Ok guys, I will try to make this question as simple as possible (I am struggling to discover the problem for few days now):
I have this function
function readContent($url, $sessionId)
{
$ch = curl_init();
curl_setopt($ch, CURLOPT_URL, $url);
$cookiesFile = realpath(__DIR__.'/cookies/'.$sessionId.'.txt');
if(file_exists($cookiesFile))
{
curl_setopt($ch, CURLOPT_COOKIEFILE, $cookiesFile);
curl_setopt($ch, CURLOPT_COOKIEJAR, $cookiesFile);
}
//DEBUG------------------------------------------------------------------
$debugFile = fopen(__DIR__.'/debug/'.$sessionId.'.txt', 'w');
curl_setopt($ch, CURLOPT_VERBOSE, true);
curl_setopt($ch, CURLOPT_STDERR, $debugFile);
//-----------------------------------------------------------------------
curl_setopt($ch, CURLOPT_RETURNTRANSFER, true);
curl_setopt($ch, CURLOPT_FOLLOWLOCATION, true);
curl_setopt($ch, CURLOPT_USERAGENT, $_SERVER['HTTP_USER_AGENT']);
try
{
$output = curl_exec($ch);
$httpCode = curl_getinfo($ch, CURLINFO_HTTP_CODE);
if($httpCode == 200)
{
file_put_contents(__DIR__.'/contents/'.$sessionId.'.html', $output);
curl_close($ch);
preg_match_all('/<[\s]*meta[\s]*http-equiv="?REFRESH"?' . '[\s]*content="?[0-9]*;[\s]*URL[\s]*=[\s]*([^>"]*)"?' . '[\s]*[\/]?[\s]*>/si', $output, $match);
if (isset($match) && is_array($match) && count($match) == 2 && count($match[1]) == 1)
{
return readContent(str_replace('&', '&', $match[1][0]), $sessionId);
}
}
}
catch(Exception $e)
{
return false;
}
}
And it does 3 requests (logs from STDERR file):
GET /redacted/ HTTP/2
Host: redacted.coom
accept: */*
< HTTP/2 302
< location: https://redacted.com/location1/
* Added cookie redacted="redacted" for domain redacted.com, path /, expire 1634127679
< set-cookie: redacted=redacted; path=/; expires=Wed, 13 Oct 2021 12:21:19 GMT; SameSite=Lax
multiple set-cookie / added cookie follows...

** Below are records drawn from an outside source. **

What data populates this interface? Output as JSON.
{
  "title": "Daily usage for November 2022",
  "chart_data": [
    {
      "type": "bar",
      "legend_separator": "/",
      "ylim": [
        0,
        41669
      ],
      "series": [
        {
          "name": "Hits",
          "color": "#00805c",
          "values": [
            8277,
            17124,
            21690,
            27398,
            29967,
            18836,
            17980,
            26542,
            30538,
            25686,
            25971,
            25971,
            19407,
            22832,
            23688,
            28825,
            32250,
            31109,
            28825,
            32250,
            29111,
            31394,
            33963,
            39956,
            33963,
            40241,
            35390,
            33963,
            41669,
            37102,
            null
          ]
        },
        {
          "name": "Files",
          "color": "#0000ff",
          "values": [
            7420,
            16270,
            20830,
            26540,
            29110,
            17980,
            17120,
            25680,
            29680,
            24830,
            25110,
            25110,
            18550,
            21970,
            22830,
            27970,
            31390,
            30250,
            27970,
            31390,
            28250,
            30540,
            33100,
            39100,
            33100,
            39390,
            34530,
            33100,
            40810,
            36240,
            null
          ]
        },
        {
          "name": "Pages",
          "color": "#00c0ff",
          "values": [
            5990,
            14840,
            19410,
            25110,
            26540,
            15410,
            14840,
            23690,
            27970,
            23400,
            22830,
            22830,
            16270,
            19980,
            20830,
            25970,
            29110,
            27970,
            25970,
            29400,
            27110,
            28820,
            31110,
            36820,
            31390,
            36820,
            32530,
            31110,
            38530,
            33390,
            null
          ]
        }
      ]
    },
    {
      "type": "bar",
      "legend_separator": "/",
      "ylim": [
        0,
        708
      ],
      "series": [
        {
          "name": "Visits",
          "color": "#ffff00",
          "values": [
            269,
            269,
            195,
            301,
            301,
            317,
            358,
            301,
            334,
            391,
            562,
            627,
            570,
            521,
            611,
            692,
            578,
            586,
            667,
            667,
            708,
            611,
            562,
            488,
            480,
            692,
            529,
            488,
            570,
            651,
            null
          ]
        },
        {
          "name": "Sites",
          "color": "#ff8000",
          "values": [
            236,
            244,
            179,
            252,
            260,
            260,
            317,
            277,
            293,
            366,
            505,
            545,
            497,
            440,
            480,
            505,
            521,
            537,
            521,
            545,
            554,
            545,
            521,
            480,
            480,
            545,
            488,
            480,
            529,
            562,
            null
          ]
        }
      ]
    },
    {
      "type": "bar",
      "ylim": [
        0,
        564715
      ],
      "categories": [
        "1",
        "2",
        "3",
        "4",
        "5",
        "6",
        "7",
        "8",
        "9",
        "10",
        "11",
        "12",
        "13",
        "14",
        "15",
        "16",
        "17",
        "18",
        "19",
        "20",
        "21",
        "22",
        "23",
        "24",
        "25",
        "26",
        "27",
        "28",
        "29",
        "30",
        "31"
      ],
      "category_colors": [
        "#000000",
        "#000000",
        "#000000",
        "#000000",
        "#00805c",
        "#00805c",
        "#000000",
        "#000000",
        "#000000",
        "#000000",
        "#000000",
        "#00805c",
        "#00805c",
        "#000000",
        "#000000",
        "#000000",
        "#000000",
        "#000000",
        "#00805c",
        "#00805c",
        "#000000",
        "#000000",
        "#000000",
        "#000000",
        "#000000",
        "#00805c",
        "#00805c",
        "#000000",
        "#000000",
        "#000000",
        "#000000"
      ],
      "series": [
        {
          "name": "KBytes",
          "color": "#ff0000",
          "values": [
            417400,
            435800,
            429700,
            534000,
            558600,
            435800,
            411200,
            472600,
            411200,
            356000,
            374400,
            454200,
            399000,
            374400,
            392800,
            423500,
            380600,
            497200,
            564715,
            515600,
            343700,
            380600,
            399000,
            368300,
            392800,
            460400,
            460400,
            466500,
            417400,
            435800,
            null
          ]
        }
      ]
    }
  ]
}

So this first request, is done without any cookie, but it set multiple cookies in the COOKIEFILE/COOKIEJAR. Once CURL follows the location specified on request answer, it sends all cookies set:
* Ignoring the response-body
* Connection #0 to host redacted.com left intact
* Issue another request to this URL: 'https://redacted.com/location1/'
> GET /location1/ HTTP/2
Host: redacted.com
accept: */*
cookie: redacted=redacted;redacted=redacted;redacted=redacted......
< HTTP/2 200
This second request, returns 200 OK with META REFRESH in html body. As you see in the function, if it detects 200 with META REFRESH regex, the function self calls passing the URL on META REFRESH. And it goes to the 3rd request, but this time, it sends only 1 cookie
> GET /location1/?from_meta_refresh=1 HTTP/2
Host: redacted.com
accept: */*
cookie: redacted=redacted
This is an invalid request for this page, because it require another cookies that were set and are on CURLOPT_COOKIEFILE, but aren't sent. This only cookie sent, is the last line on the COOKIEFILE. I thought it may be some parameter on cookie like domain/folder/secure but I noted that have another cookie on the file, with the exact same parameters, and not sent on this request:
redacted.com FALSE / FALSE 1634128519 not_sent redacted
redacted.com FALSE / FALSE 1634128519 sent redacted
Please, help!
CodePudding user response:
For some unknown reason, PHP Curl doesn't save the cookies to COOKIEJAR file when you call curl_close(). So I needed to save the cookies before close, using:
curl_setopt($ch, CURLOPT_COOKIELIST, 'FLUSH');
After this, the cookies were available for the next request.